Thursday, February 4, 2010

Gays and the Military

Seventeen years after its implementation, the government is reconsidering the “Don’t Ask, Don’t Tell” policy. Colin Powell has changed his mind. As a liberal and pacifist, I am of two minds. Discrimination is always wrong. If gays and lesbians want to be in the military, they should have the right. As a pacifist, I worry about anyone being in the military. The United States spends more on the military than every other country in the world combined. You must never call America an “empire:” that’s a word that can’t be spoken. Instead, we are a “superpower.” Frankly, it doesn’t sound any better. As our economy collapses, many people have no choice but to become soldiers. It’s easy to think that our employment policies are geared to keeping people poor and uneducated, thus creating cannon fodder. So why shouldn’t gays and lesbians be as free as others to join the military-industrial complex, and be part of the imperial corporations who want to steal oil in the Middle East?

Gay marriage brings up a similar dilemma. I’m not sure what I think of a religious institution that has been used for centuries to ensure that women and children are the property of men. Cynically, comedians say that gays and lesbians should be free to become as miserable as heterosexuals. Civil rights are a matter of common decency, but it seems to me that questions about marriage and the military must still be asked. Maybe the government should be out of the marriage business, and domestic partnerships could be offered to anyone who wants them.

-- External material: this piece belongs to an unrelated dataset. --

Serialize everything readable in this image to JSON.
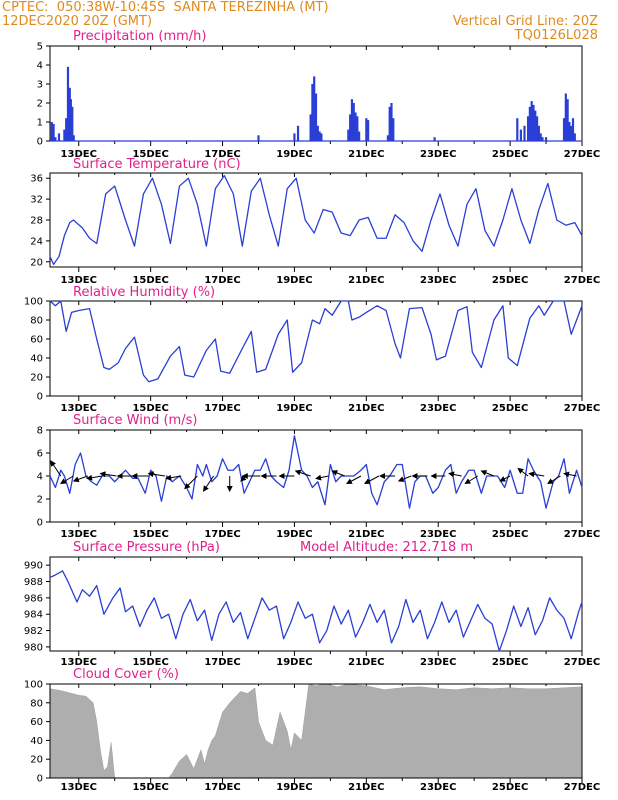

Last summer, Howard Zinn wrote an article for “The Progressive,” in which he challenged the idea of just war. Google it--- it’s worth reading. He discusses our most “justifiable” wars, the Revolutionary, the Civil, and WWII. As Zinn observes, other colonies broke away from England without a shot being fired. Most countries abolished slavery without bloodshed. World War II is a bit trickier; Zinn became a pacifist after being a soldier in that conflict. My great-great-great grandfather, Eber Howe, the Abolitionist journalist, became a pacifist after serving in the War of 1812.

We live in a country in which gays and lesbians suffer discrimination. In thirty-three states, you can be fired from a job for being gay. This congress barely passed a hate crimes bill for gays. ENDA is stalled. But then, we have not even passed an Equal Rights Amendment for women. We need a discussion about civil rights for everyone, gays and lesbians, people of color, women, the disabled. It’s too bad that the discussion of gay rights has to be tied to the military, as this prevents real discussion about the military industry.